(a) A circular coil of 30 turns and radius `8.0cm`. Carrying a current of `6.0A` is suspended vertically in a uniform horizontal magnetic field of magnitude `1.0T`. The field lines make an angle of `60^@` with the normal to the coil. Calculate the magnitude of the counter torque that must be applied to prevent the coil from turning.
(b) Would your answer change if the circular coil in (a) were replaced by a planar coil of some irregular shape that encloses the same area? (All other particulars are also unaltered).
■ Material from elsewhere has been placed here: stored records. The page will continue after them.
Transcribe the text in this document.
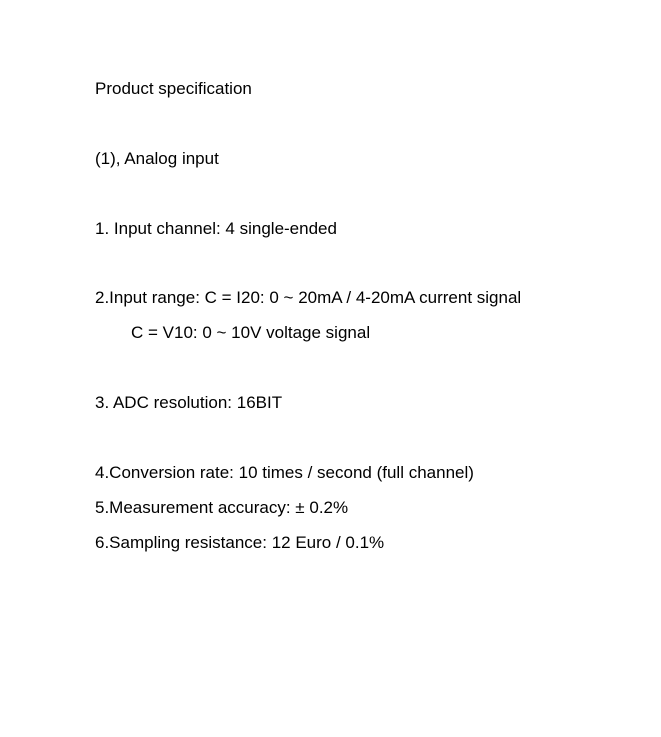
Product specification
(1), Analog input
1. Input channel: 4 single-ended
2.Input range: C = I20: 0 ~ 20mA / 4-20mA current signal
C = V10: 0 ~ 10V voltage signal
3. ADC resolution: 16BIT
4.Conversion rate: 10 times / second (full channel)
5.Measurement accuracy: ± 0.2%
6.Sampling resistance: 12 Euro / 0.1%
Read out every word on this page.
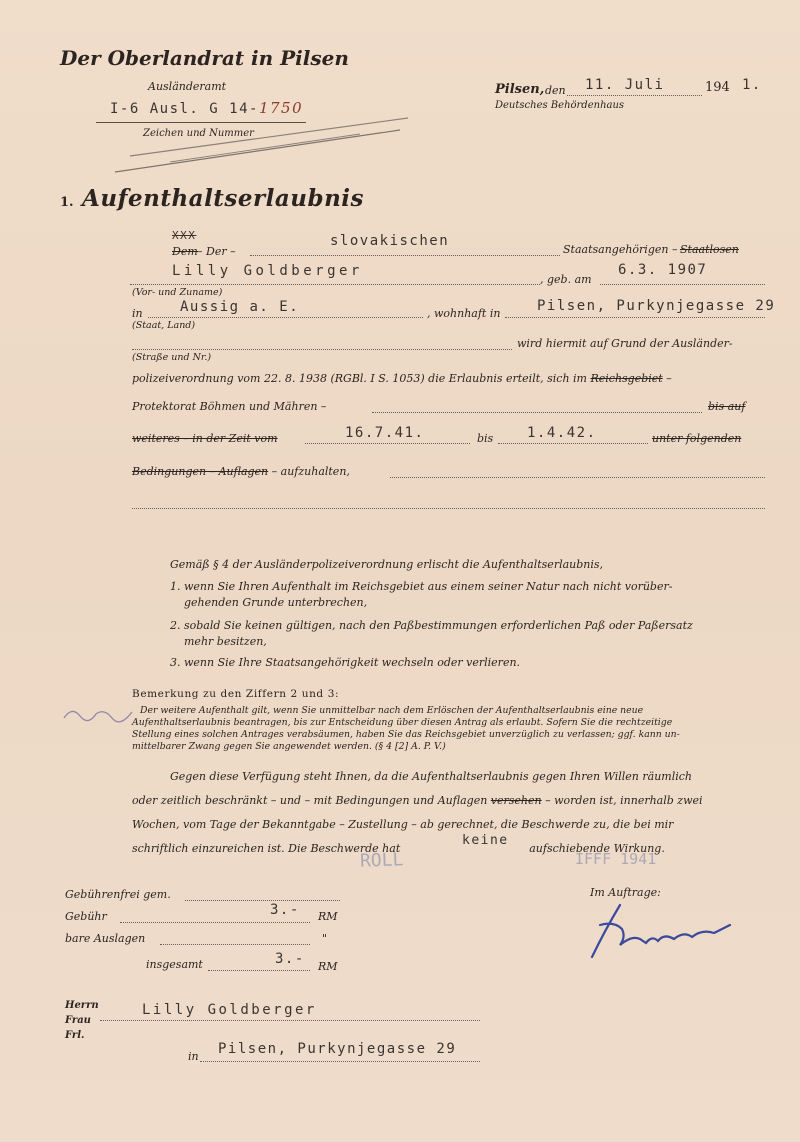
Der Oberlandrat in Pilsen
Ausländeramt
I-6 Ausl. G 14-1750
Zeichen und Nummer
Pilsen, den 11. Juli	194 1.
Deutsches Behördenhaus
1. Aufenthaltserlaubnis
Dem
XXX
– Der –
slovakischen
Staatsangehörigen – Staatlosen
Lilly Goldberger
, geb. am
6.3. 1907
(Vor- und Zuname)
in	Aussig a. E.	, wohnhaft in	Pilsen, Purkynjegasse 29
(Staat, Land)
wird hiermit auf Grund der Ausländer-
(Straße und Nr.)
polizeiverordnung vom 22. 8. 1938 (RGBl. I S. 1053) die Erlaubnis erteilt, sich im Reichsgebiet –
Protektorat Böhmen und Mähren –	bis auf
weiteres – in der Zeit vom	16.7.41.	bis 1.4.42.	unter folgenden
Bedingungen – Auflagen – aufzuhalten,
Gemäß § 4 der Ausländerpolizeiverordnung erlischt die Aufenthaltserlaubnis,
1. wenn Sie Ihren Aufenthalt im Reichsgebiet aus einem seiner Natur nach nicht vorüber-
gehenden Grunde unterbrechen,
2. sobald Sie keinen gültigen, nach den Paßbestimmungen erforderlichen Paß oder Paßersatz
mehr besitzen,
3. wenn Sie Ihre Staatsangehörigkeit wechseln oder verlieren.
Bemerkung zu den Ziffern 2 und 3:
Der weitere Aufenthalt gilt, wenn Sie unmittelbar nach dem Erlöschen der Aufenthaltserlaubnis eine neue
Aufenthaltserlaubnis beantragen, bis zur Entscheidung über diesen Antrag als erlaubt. Sofern Sie die rechtzeitige
Stellung eines solchen Antrages verabsäumen, haben Sie das Reichsgebiet unverzüglich zu verlassen; ggf. kann un-
mittelbarer Zwang gegen Sie angewendet werden. (§ 4 [2] A. P. V.)
Gegen diese Verfügung steht Ihnen, da die Aufenthaltserlaubnis gegen Ihren Willen räumlich
oder zeitlich beschränkt – und – mit Bedingungen und Auflagen versehen – worden ist, innerhalb zwei
Wochen, vom Tage der Bekanntgabe – Zustellung – ab gerechnet, die Beschwerde zu, die bei mir
schriftlich einzureichen ist. Die Beschwerde hat	aufschiebende Wirkung.
keine
ROLL	IFFF 1941
Gebührenfrei gem.
Gebühr	3.- RM
bare Auslagen	"
insgesamt	3.- RM
Im Auftrage:
Herrn
Frau
Frl.
Lilly Goldberger
in Pilsen, Purkynjegasse 29
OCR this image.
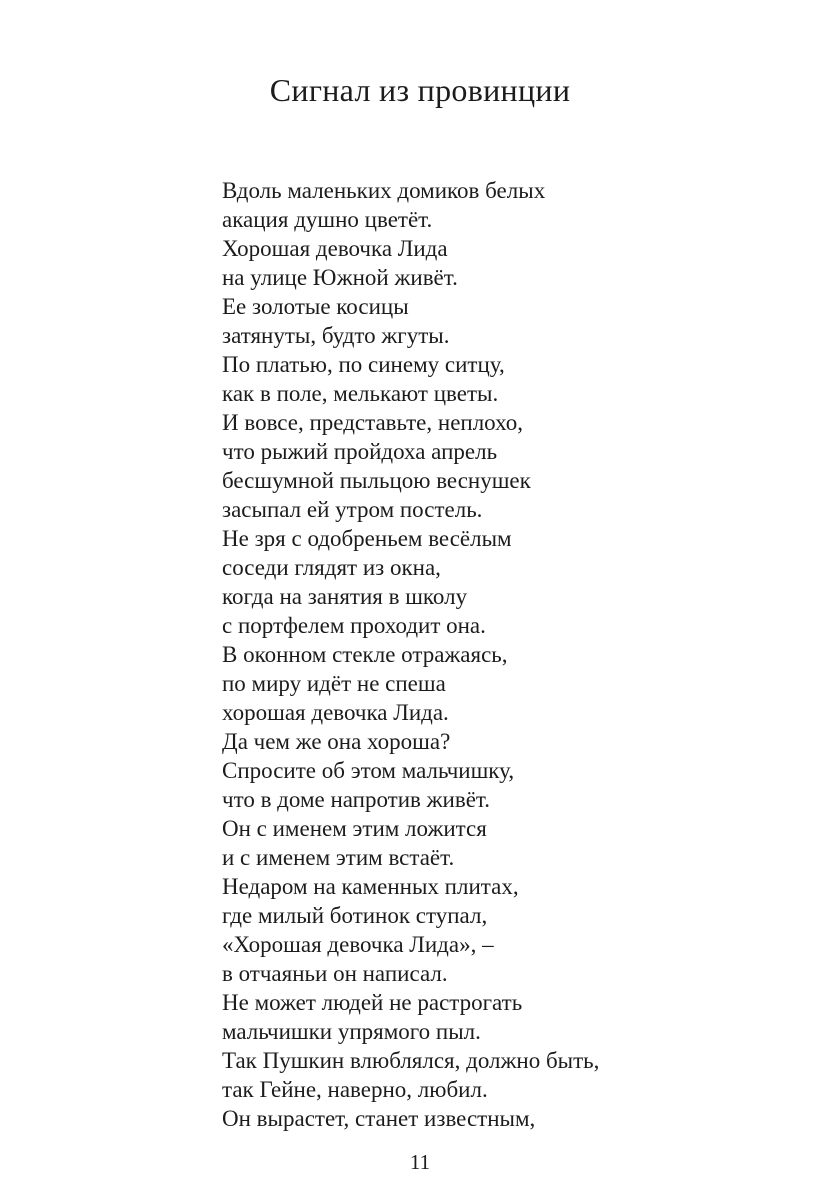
Сигнал из провинции
Вдоль маленьких домиков белых
акация душно цветёт.
Хорошая девочка Лида
на улице Южной живёт.
Ее золотые косицы
затянуты, будто жгуты.
По платью, по синему ситцу,
как в поле, мелькают цветы.
И вовсе, представьте, неплохо,
что рыжий пройдоха апрель
бесшумной пыльцою веснушек
засыпал ей утром постель.
Не зря с одобреньем весёлым
соседи глядят из окна,
когда на занятия в школу
с портфелем проходит она.
В оконном стекле отражаясь,
по миру идёт не спеша
хорошая девочка Лида.
Да чем же она хороша?
Спросите об этом мальчишку,
что в доме напротив живёт.
Он с именем этим ложится
и с именем этим встаёт.
Недаром на каменных плитах,
где милый ботинок ступал,
«Хорошая девочка Лида», –
в отчаяньи он написал.
Не может людей не растрогать
мальчишки упрямого пыл.
Так Пушкин влюблялся, должно быть,
так Гейне, наверно, любил.
Он вырастет, станет известным,
11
(a) The orientation of coil with respect to the magnetic field B is shown below:

The magnitude of magnetic torque acting on the circular coil of radius r and number of turns, to current I flowing through it is given by:
` tau = n I AB sin theta`
Here, `n = 30 , r = 8 cm`
` :. " Area of coil " , A = pi (r)^(2) = pi (8)^(2) xx 10^(-4) m^(2)`
` I = 6 A, B = 1 T, theta = 60^(@)`
` rArr " " tau = n BIA sin theta`
` = 30 xx 1 xx 6 xx (pi (8)^(2))/(100 xx 100) xx sin 60^(@)`
` = 3.133 ` Nm
(b) No, the answer is unchanged because the formula `tau = n IAB sin theta` is true for a planar loop of any shape. Only, it depends on the size of the planar loop.